Praised in U.S., vilified at home
American group awards $500,000 to student who led protests last year in Venezuela
The Associated Press
May 11, 2008
http://www.chron.com/disp/story.mpl/headline/world/5771464.htmlCARACAS, Venezuela - For his outspoken opposition to President Hugo Chavez, Venezuela's best-known college student has been called a U.S. collaborator and has had his nose broken in a scuffle.
On a wall opposite the converted garage where Yon Goicoechea lives, graffiti denounces him as a defender of the rich and powerful. Now, state television airs a cartoon of him holding a fistful of dollars and stamped "Made in USA."
Lately the attacks have intensified because of the $500,000 award he received last month from the Cato Institute, a U.S. think tank that advocates individual liberties and free markets, for his "pivotal role in organizing and voicing opposition to the erosion of human and civil rights in his country."
The 23-year-old law student and protest leader arrives in the U.S. today and will collect the Milton Friedman Prize for Advancing Liberty, named for the late Nobel laureate economist, in New York on Thursday.
"In Venezuela you can't speak of democracy because all branches of government are controlled by one single branch," he said in an interview. "It's growing dangerously close to a totalitarian regime."
Still, his activities and occasional triumphs suggest Venezuela's opposition has room to maneuver, despite Chavez's efforts to tighten his socialist grip on the country.
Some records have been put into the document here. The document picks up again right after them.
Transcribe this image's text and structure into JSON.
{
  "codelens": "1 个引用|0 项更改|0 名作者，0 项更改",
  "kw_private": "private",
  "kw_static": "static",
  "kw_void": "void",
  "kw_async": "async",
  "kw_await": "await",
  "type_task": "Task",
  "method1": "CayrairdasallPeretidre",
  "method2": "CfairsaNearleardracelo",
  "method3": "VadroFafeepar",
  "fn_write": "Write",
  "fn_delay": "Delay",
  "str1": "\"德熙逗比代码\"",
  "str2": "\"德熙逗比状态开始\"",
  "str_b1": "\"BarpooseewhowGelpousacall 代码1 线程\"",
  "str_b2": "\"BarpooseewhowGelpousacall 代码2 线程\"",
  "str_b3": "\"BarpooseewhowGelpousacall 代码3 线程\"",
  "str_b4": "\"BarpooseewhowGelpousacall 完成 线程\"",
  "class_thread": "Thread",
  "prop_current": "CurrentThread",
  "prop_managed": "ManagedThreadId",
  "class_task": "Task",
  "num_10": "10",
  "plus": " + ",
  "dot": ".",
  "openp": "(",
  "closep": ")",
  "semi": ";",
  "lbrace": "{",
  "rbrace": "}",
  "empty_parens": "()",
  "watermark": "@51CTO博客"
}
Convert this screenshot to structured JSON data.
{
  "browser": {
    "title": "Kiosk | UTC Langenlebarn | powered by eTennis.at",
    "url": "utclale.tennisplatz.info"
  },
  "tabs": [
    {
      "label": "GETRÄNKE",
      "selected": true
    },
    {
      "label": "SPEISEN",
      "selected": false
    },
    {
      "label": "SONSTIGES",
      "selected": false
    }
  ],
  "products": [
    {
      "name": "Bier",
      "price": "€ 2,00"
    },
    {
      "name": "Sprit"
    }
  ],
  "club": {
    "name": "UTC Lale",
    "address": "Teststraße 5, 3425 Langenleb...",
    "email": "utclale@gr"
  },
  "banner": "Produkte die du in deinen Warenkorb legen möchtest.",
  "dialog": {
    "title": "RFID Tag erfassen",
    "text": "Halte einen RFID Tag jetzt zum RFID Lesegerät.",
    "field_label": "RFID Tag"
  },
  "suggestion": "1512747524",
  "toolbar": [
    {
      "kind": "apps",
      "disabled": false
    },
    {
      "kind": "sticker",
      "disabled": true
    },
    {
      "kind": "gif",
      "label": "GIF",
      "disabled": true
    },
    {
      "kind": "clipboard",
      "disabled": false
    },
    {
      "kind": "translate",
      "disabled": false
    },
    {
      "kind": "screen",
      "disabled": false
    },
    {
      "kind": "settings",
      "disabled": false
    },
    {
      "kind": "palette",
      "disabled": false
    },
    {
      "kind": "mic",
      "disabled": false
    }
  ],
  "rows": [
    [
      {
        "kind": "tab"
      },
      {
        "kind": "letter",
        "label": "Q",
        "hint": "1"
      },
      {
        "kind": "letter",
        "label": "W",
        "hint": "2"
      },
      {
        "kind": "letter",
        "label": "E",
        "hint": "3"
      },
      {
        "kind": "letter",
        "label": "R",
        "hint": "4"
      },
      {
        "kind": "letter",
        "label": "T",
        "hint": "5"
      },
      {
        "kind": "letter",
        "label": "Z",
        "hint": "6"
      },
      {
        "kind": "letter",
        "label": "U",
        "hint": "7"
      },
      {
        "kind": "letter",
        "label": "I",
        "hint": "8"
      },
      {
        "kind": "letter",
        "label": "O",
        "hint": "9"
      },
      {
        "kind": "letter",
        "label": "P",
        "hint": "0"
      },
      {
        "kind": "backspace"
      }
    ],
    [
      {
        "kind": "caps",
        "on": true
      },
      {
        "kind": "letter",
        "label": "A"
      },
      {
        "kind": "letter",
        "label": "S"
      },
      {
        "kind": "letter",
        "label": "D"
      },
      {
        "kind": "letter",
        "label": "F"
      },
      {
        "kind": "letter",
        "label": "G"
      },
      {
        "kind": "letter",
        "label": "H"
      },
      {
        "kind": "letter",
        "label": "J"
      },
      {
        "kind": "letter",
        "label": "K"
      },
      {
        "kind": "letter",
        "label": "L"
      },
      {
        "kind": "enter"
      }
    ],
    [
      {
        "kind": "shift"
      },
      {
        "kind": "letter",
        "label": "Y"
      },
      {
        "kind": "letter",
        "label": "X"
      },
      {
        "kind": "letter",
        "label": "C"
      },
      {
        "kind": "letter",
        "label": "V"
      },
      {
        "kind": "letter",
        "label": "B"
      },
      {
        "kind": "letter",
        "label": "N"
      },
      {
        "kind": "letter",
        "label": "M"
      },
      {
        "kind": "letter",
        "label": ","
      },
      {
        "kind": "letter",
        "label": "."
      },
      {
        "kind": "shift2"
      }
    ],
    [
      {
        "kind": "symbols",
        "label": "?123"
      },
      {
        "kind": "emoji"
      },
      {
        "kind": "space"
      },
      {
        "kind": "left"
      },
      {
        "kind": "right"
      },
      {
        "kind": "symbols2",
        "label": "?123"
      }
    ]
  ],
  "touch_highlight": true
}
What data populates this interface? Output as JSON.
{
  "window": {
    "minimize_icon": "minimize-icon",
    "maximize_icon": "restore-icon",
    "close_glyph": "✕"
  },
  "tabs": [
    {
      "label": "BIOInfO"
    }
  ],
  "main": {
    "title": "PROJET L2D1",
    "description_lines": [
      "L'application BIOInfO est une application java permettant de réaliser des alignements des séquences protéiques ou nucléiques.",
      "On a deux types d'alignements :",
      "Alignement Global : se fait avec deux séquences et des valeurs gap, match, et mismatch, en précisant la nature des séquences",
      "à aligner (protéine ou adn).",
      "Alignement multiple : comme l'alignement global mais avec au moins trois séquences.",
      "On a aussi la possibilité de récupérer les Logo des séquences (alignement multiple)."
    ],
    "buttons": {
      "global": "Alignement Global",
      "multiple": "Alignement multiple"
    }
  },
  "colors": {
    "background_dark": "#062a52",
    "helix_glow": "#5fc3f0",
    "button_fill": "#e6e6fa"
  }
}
Goicoechea first drew attention last year, when he led protests against a government decision that forced an opposition TV channel off the air.
It runs in the family
His big moment came when he helped organize protest marches and made passionate speeches against constitutional changes that would have included removing presidential term limits and giving Chavez emergency powers to suspend civil liberties.
The reform was rejected in a December referendum, dealing Chavez his worst political defeat.
Goicoechea says an early influence was his Cuban-born grandmother, who left the island in the 1940s and became an ardent foe of Fidel Castro.
Goicoechea was just 14 when Chavez was elected in 1998, and says she warned him: "That guy's a communist."
An honor student at the private Andres Bello Catholic University, he emerged as a charismatic speaker while rallying students to vote "no" to Chavez's "dictatorial reform" and calling for "struggle against totalitarianism."
Chavez dismissed last year's protests as rich kids serving his critics in Washington. The $500,000 from the Cato Institute has led to posters going up on Caracas streets calling Goicoechea "Half-a-Million Yon." Mario Silva, a pro-Chavez talk show host, says the student is "a launderer of money that's going to be used to continue conspiring against Venezuela."
At a university event where Goicoechea was to speak last year, he was pummeled by several young men in the crowd, emerging with a fractured nose.
Goicoechea is unapologetic about accepting the prize. He says he is still studying the legal requirements for bringing the prize money into Venezuela but wants to use it to develop a foundation and train others in Latin America who share his values.